Mental illness and a person’s background can have some effect on whether or not a person might commit a mass shooting or killing, but Daniels said those are secondary factors.

“Mental illness is a secondary issue. It’s not predictive. Less than 1% of those with mental illness will engage in violent activity. It’s even less for those who become mass killers. A child’s background and family environment are also not predictive. How many kids go to school with less-than-ideal families? They don’t become school shooters,” he said.

Daniels told 12 News weighed in on his thoughts on what parents and schools could do to help prevent these matters.

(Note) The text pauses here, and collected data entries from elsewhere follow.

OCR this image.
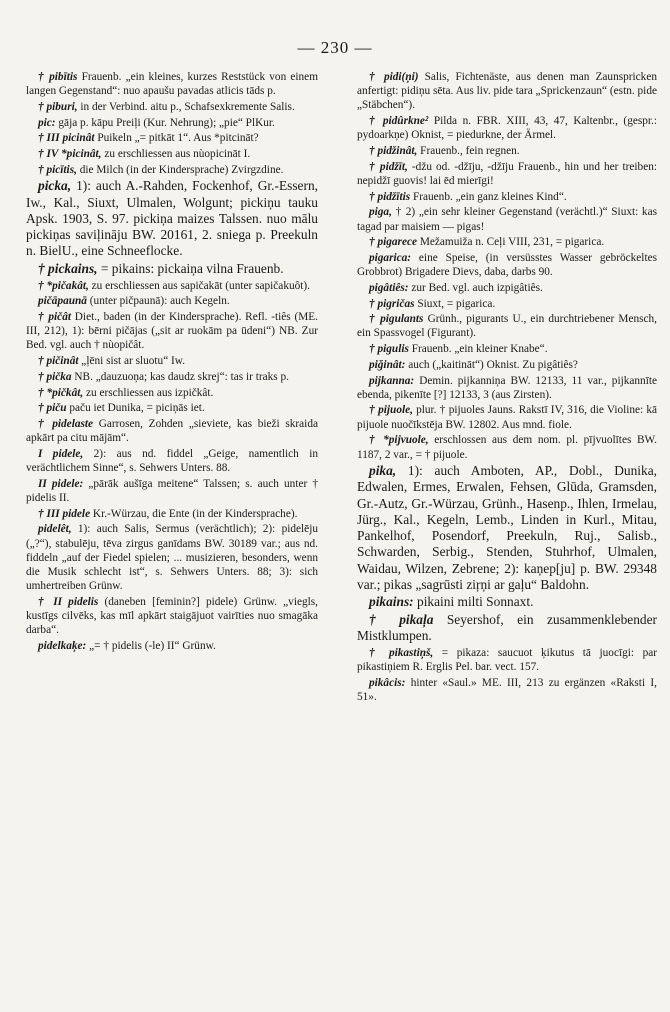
— 230 —

† pibītis Frauenb. „ein kleines, kurzes Reststück von einem langen Gegenstand“: nuo apaušu pavadas atlicis tāds p.

† piburi, in der Verbind. aitu p., Schafsexkremente Salis.

pic: gāja p. kāpu Preiļi (Kur. Nehrung); „pie“ PlKur.

† III picinât Puikeln „= pitkāt 1“. Aus *pitcināt?

† IV *picinât, zu erschliessen aus nùopicināt I.

† picītis, die Milch (in der Kindersprache) Zvirgzdine.

picka, 1): auch A.-Rahden, Fockenhof, Gr.-Essern, Iw., Kal., Siuxt, Ulmalen, Wolgunt; pickiņu tauku Apsk. 1903, S. 97. pickiņa maizes Talssen. nuo mālu pickiņas saviļināju BW. 20161, 2. sniega p. Preekuln n. BielU., eine Schneeflocke.

† pickains, = pikains: pickaiņa vilna Frauenb.

† *pičakât, zu erschliessen aus sapičakāt (unter sapičakuôt).

pičāpaunā (unter pičpaunā): auch Kegeln.

† pičât Diet., baden (in der Kindersprache). Refl. -tiês (ME. III, 212), 1): bērni pičājas („sit ar ruokām pa ūdeni“) NB. Zur Bed. vgl. auch † nùopičât.

† pičinât „ļēni sist ar sluotu“ Iw.

† pička NB. „dauzuoņa; kas daudz skrej“: tas ir traks p.

† *pičkât, zu erschliessen aus izpičkât.

† piču paču iet Dunika, = piciņās iet.

† pidelaste Garrosen, Zohden „sieviete, kas bieži skraida apkārt pa citu mājām“.

I pidele, 2): aus nd. fiddel „Geige, namentlich in verächtlichem Sinne“, s. Sehwers Unters. 88.

II pidele: „pārāk aušīga meitene“ Talssen; s. auch unter † pidelis II.

† III pidele Kr.-Würzau, die Ente (in der Kindersprache).

pidelêt, 1): auch Salis, Sermus (verächtlich); 2): pidelēju („?“), stabulēju, tēva zirgus ganīdams BW. 30189 var.; aus nd. fiddeln „auf der Fiedel spielen; ... musizieren, besonders, wenn die Musik schlecht ist“, s. Sehwers Unters. 88; 3): sich umhertreiben Grünw.

† II pidelis (daneben [feminin?] pidele) Grünw. „viegls, kustīgs cilvēks, kas mīl apkārt staigājuot vairīties nuo smagāka darba“.

pidelkaķe: „= † pidelis (-le) II“ Grünw.

† pidi(ņi) Salis, Fichtenäste, aus denen man Zaunspricken anfertigt: pidiņu sēta. Aus liv. pide tara „Sprickenzaun“ (estn. pide „Stäbchen“).

† pidûrkne² Pilda n. FBR. XIII, 43, 47, Kaltenbr., (gespr.: pydoarkņe) Oknist, = piedurkne, der Ärmel.

† pidžinât, Frauenb., fein regnen.

† pidžīt, -džu od. -džīju, -džīju Frauenb., hin und her treiben: nepidžī guovis! lai ēd mierīgi!

† pidžītis Frauenb. „ein ganz kleines Kind“.

piga, † 2) „ein sehr kleiner Gegenstand (verächtl.)“ Siuxt: kas tagad par maisiem — pigas!

† pigarece Mežamuiža n. Ceļi VIII, 231, = pigarica.

pigarica: eine Speise, (in versüsstes Wasser gebröckeltes Grobbrot) Brigadere Dievs, daba, darbs 90.

pigâtiês: zur Bed. vgl. auch izpigâtiês.

† pigričas Siuxt, = pigarica.

† pigulants Grünh., pigurants U., ein durchtriebener Mensch, ein Spassvogel (Figurant).

† pigulis Frauenb. „ein kleiner Knabe“.

piğinât: auch („kaitināt“) Oknist. Zu pigâtiês?

pijkanna: Demin. pijkanniņa BW. 12133, 11 var., pijkannīte ebenda, pikenīte [?] 12133, 3 (aus Zirsten).

† pijuole, plur. † pijuoles Jauns. Rakstī IV, 316, die Violine: kā pijuole nuočīkstēja BW. 12802. Aus mnd. fiole.

† *pijvuole, erschlossen aus dem nom. pl. pījvuolītes BW. 1187, 2 var., = † pijuole.

pika, 1): auch Amboten, AP., Dobl., Dunika, Edwalen, Ermes, Erwalen, Fehsen, Glūda, Gramsden, Gr.-Autz, Gr.-Würzau, Grünh., Hasenp., Ihlen, Irmelau, Jürg., Kal., Kegeln, Lemb., Linden in Kurl., Mitau, Pankelhof, Posendorf, Preekuln, Ruj., Salisb., Schwarden, Serbig., Stenden, Stuhrhof, Ulmalen, Waidau, Wilzen, Zebrene; 2): kaņep[ju] p. BW. 29348 var.; pikas „sagrūsti ziŗņi ar gaļu“ Baldohn.

pikains: pikaini milti Sonnaxt.

† pikaļa Seyershof, ein zusammenklebender Mistklumpen.

† pikastiņš, = pikaza: saucuot ķikutus tā juocīgi: par pikastiņiem R. Erglis Pel. bar. vect. 157.

pikâcis: hinter «Saul.» ME. III, 213 zu ergänzen «Raksti I, 51».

“Schools can really do things proactively to connect with students and make sure nobody is left out. Parents need to be aware of what their kids are doing. They can’t come home and veg on their cell phones all night. They have to interact with their children, they have to know what their children are up to they have to show interest in their children and do things with them.”

Daniels also added in the interview that there is no simple solution to the issue.

If you think that a school in West Virginia might be threatened, by a mass killer or something else, you can report the threat using the Safe Schools helpline.